The company ÄIO, founded in January last year by TalTech bioengineers Petri-Jaan Lahtvee and Nemailla Bonturi, produces edible fats and oils from agricultural and wood industry side-streams using results from years of biotech research. The company’s goal is to make the food industry more sustainable and provide a better use of the natural resources.

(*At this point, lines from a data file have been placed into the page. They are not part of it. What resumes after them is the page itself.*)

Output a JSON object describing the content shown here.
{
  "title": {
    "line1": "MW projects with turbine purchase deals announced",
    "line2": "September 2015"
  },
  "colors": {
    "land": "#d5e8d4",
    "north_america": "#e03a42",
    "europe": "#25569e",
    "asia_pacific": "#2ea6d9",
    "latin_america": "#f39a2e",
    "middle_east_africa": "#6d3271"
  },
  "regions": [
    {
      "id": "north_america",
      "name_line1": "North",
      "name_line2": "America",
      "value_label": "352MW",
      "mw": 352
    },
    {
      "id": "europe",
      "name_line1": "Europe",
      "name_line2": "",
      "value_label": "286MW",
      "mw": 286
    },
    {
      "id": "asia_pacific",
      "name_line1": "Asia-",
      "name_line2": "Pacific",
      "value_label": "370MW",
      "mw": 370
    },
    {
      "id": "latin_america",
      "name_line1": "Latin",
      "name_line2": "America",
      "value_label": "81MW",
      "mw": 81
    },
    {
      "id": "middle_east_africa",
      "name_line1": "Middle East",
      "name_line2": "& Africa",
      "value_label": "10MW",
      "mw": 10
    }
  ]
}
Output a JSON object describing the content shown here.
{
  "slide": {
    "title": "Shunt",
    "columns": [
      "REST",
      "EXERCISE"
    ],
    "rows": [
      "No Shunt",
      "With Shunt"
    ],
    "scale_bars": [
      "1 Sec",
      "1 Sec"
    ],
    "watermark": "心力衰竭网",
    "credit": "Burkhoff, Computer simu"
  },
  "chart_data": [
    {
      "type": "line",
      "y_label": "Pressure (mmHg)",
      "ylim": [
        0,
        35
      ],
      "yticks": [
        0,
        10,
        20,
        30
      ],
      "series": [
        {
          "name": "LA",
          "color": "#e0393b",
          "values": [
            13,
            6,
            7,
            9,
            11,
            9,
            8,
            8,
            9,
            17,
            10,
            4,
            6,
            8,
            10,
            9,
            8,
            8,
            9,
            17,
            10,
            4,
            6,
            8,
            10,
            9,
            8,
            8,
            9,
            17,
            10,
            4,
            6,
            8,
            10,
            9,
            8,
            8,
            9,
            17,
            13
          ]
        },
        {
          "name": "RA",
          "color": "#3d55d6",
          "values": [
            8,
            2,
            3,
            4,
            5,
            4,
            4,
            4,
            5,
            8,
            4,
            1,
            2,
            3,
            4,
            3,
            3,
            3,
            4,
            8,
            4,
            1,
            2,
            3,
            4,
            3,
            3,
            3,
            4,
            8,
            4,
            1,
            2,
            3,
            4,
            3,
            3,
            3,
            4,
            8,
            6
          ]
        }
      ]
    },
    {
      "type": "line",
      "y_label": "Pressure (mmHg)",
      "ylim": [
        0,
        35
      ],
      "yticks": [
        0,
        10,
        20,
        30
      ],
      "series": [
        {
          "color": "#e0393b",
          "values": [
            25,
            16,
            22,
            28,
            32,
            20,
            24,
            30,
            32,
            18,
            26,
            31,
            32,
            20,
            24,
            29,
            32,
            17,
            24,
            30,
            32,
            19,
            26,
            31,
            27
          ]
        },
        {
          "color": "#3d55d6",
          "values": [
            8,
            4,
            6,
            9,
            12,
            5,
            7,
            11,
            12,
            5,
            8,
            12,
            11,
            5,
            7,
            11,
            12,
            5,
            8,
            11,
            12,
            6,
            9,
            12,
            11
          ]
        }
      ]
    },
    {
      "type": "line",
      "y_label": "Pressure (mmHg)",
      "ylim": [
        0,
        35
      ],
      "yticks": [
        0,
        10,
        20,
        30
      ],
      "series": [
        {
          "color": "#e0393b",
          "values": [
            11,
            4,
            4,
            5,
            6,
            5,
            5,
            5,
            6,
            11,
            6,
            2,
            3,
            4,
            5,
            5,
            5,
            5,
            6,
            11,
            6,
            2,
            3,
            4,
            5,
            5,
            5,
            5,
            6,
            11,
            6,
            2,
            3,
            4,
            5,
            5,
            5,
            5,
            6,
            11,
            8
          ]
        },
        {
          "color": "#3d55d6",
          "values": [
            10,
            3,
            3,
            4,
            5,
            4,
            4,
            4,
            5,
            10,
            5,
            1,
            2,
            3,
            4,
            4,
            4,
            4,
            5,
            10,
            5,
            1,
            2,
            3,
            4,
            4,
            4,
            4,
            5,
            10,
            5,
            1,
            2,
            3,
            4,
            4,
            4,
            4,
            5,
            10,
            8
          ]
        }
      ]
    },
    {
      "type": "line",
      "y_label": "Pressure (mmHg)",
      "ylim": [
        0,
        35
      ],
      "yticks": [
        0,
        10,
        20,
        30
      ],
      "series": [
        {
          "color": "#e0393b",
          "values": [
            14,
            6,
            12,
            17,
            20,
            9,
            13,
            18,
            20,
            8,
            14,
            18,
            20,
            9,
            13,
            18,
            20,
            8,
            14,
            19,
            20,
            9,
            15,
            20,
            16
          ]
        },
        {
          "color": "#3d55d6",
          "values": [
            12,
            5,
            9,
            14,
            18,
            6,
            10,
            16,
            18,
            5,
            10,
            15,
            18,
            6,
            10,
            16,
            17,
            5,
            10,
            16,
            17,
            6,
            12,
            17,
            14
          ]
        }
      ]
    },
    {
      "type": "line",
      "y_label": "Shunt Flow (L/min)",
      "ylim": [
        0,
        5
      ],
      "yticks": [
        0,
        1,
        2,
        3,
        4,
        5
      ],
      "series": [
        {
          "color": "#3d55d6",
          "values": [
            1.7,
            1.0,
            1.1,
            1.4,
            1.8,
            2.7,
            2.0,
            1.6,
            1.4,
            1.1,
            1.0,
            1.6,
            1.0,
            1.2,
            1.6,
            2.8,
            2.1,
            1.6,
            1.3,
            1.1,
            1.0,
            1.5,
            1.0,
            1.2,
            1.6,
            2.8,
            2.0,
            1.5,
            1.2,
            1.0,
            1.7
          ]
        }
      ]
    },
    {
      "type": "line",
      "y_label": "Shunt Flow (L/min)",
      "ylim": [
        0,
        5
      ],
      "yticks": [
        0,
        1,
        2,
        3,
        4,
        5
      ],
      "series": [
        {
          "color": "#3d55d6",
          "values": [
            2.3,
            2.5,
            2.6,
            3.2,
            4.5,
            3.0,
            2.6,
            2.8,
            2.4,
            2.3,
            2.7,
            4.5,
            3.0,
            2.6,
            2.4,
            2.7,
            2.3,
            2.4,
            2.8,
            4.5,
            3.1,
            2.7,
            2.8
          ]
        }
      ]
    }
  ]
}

According to co-founder of ÄIO Petri-Jaan Lahtvee, current food system is responsible for more than a third of greenhouse gas emissions. “Compared to livestock farming, plant-based meat also requires 47-99% less arable land, emits 30-90% less greenhouse gases and uses 72-99% less water,” he emphasized. “But, palm and coconut oils used to make plant-based meat alternatives, do not deliver the same taste and mouthfeel as animal fat. Also, the production of these oils is not sustainable, they are unhealthy and can cause allergic reactions,” commented co-founder of the company Nemailla Bonturi.
According to Mika Kukkurainen, partner and founder of Nordic Foodtech VC, the global food industry is constantly looking for new sustainable and healthy alternatives to replace palm oil and coconut oil, and the fund was very excited to find such a team and their innovations right in the TalTech lab: “Turning low-value side-streams into something so valuable is very futureproof and has great scalable business potential. We are happy to join ÄIO when taking the first steps outside of university, and already looking forward in helping the team towards future success.”

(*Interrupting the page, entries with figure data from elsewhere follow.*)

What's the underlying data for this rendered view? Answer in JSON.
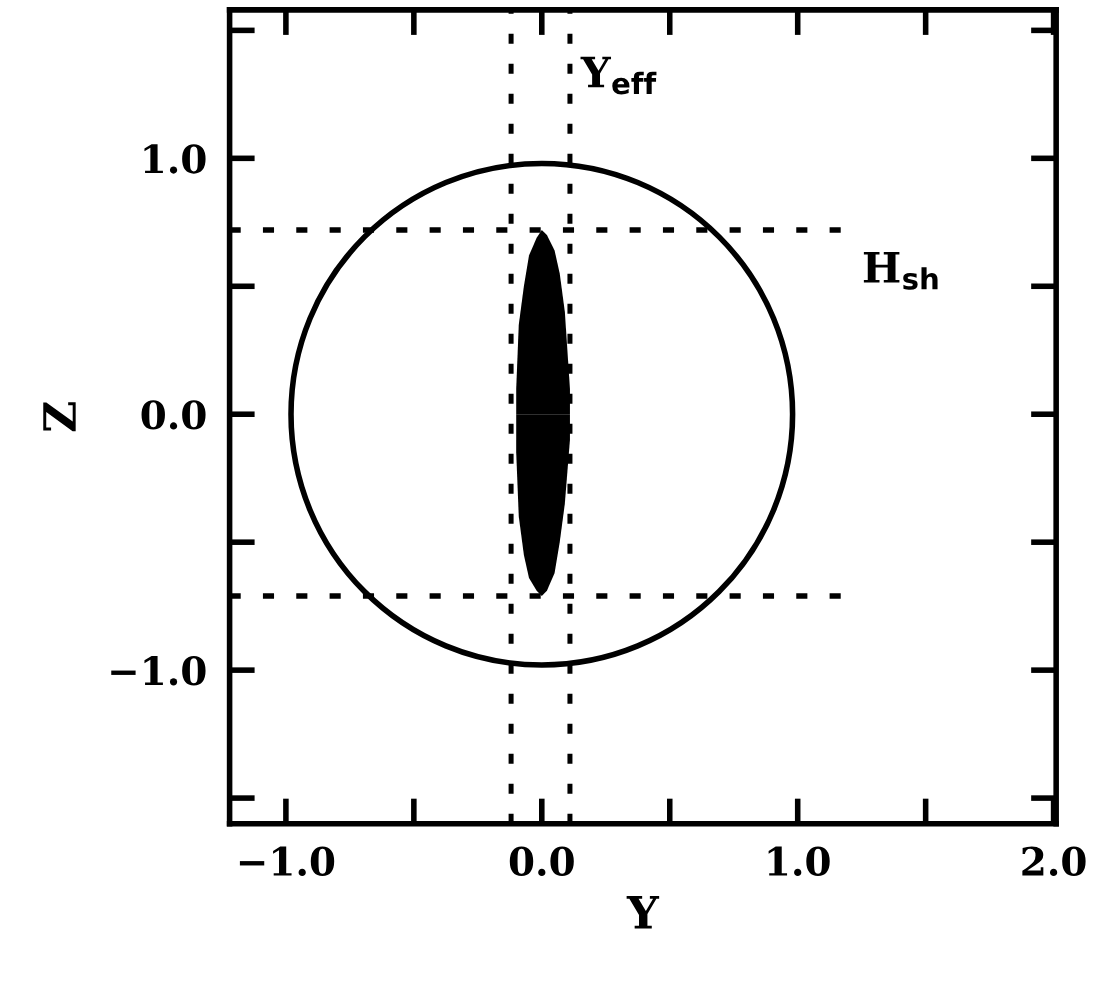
{
  "chart_data": {
    "type": "line",
    "xlabel": "Y",
    "ylabel": "Z",
    "xlim": [
      -1.22,
      2.01
    ],
    "ylim": [
      -1.6,
      1.58
    ],
    "xticks": [
      {
        "value": -1.0,
        "label": "−1.0"
      },
      {
        "value": -0.5,
        "label": null
      },
      {
        "value": 0.0,
        "label": "0.0"
      },
      {
        "value": 0.5,
        "label": null
      },
      {
        "value": 1.0,
        "label": "1.0"
      },
      {
        "value": 1.5,
        "label": null
      },
      {
        "value": 2.0,
        "label": "2.0"
      }
    ],
    "yticks": [
      {
        "value": -1.5,
        "label": null
      },
      {
        "value": -1.0,
        "label": "−1.0"
      },
      {
        "value": -0.5,
        "label": null
      },
      {
        "value": 0.0,
        "label": "0.0"
      },
      {
        "value": 0.5,
        "label": null
      },
      {
        "value": 1.0,
        "label": "1.0"
      },
      {
        "value": 1.5,
        "label": null
      }
    ],
    "grid": false,
    "series": [
      {
        "type": "area",
        "color": "#000000",
        "x": [
          -0.1,
          -0.09,
          -0.07,
          -0.05,
          -0.02,
          0.0,
          0.02,
          0.05,
          0.07,
          0.09,
          0.11
        ],
        "values": [
          0.1,
          0.35,
          0.5,
          0.62,
          0.69,
          0.72,
          0.7,
          0.64,
          0.55,
          0.4,
          0.1
        ]
      },
      {
        "type": "area",
        "color": "#000000",
        "x": [
          -0.1,
          -0.09,
          -0.07,
          -0.05,
          -0.02,
          0.0,
          0.02,
          0.05,
          0.07,
          0.09,
          0.11
        ],
        "values": [
          -0.15,
          -0.4,
          -0.55,
          -0.64,
          -0.69,
          -0.71,
          -0.69,
          -0.62,
          -0.5,
          -0.35,
          -0.1
        ]
      },
      {
        "color": "#000000",
        "line_style": "dotted",
        "x": [
          -1.22,
          1.17
        ],
        "values": [
          0.72,
          0.72
        ]
      },
      {
        "color": "#000000",
        "line_style": "dotted",
        "x": [
          -1.22,
          1.17
        ],
        "values": [
          -0.71,
          -0.71
        ]
      }
    ],
    "ref_lines": [
      {
        "axis": "x",
        "value": -0.12,
        "color": "#000000",
        "line_style": "dotted"
      },
      {
        "axis": "x",
        "value": 0.11,
        "color": "#000000",
        "line_style": "dotted"
      }
    ],
    "annotations": [
      "Y$_{eff}$",
      "H$_{sh}$"
    ]
  }
}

As the next step, ÄIO plans to increase its production capacity, test products in co-operation with food industry, and apply for novel food permits to enter the European market. By 2026, it is planning to start the production on an industrial scale. ÄIO’s RedOil can also be used in cosmetic products and household chemicals, replacing lubricants and surfactants derived from petroleum or palm oil.

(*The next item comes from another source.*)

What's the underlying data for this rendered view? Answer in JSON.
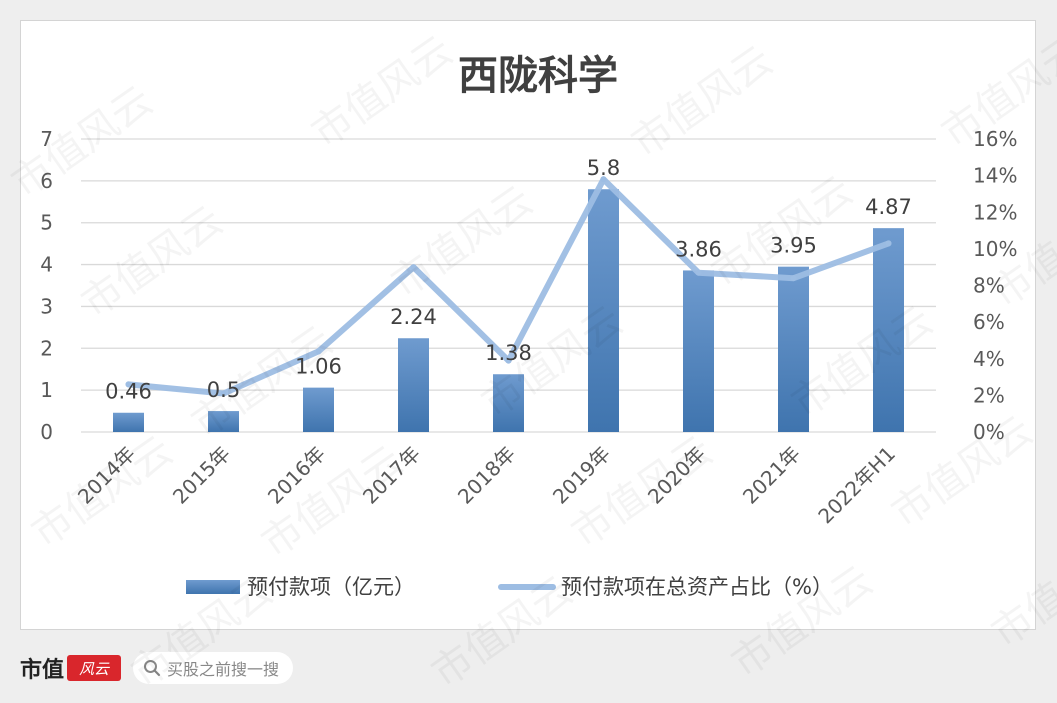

The entire production process is based on research carried out in Estonia, through which industrial side-streams are transformed into food products through a fermentation process, similar to brewing beer or raising bread with yeast. The fermentation process produces fats rich in healthy fatty acids and antioxidants.
Fermentation uses the “red bug” microbe created and patented by Bonturi, which turns side-streams of agriculture and other industries into tasty and appetizing fats and oils. “In the same way that we make kombucha, yogurt, bread, and beer, we can turn sawdust or other low-value biomass into valuable and healthy ingredients. Our “red bug” cannot turn water into wine, but it can turn sawdust into food,” explained Bonturi.
“As scientists, we were excited that years of research resulted in a real product that could revolutionize the entire food industry and consumer experience. We highly appreciate everyone who has contributed to our success story, and we will continue to develop the company and its products together with our partners, the leading investor, and the food industry. We will also continue to work with TalTech to train the next generation of bioengineers,” added Lahtvee.
äio tech OÜ is a company that grew out of TalTech – it was founded in 2022, and, with the help of a unique microbe, produces sustainable and edible oils and fats from side-streams of the wood and the agricultural industry. ÄIO’s international team includes 6 experts – two Brazilians and four Estonians, all possessing experience in bioprocessing, synthetic biology, and food technology.
Nordic Foodtech VC is venture capital fund (42 M€) investing in food technology and future of food. The Helsinki based venture capital fund operates in all Nordic and Baltic countries and has invested in 10 companies so far, of which ÄIO is their first investment in the Baltic countries.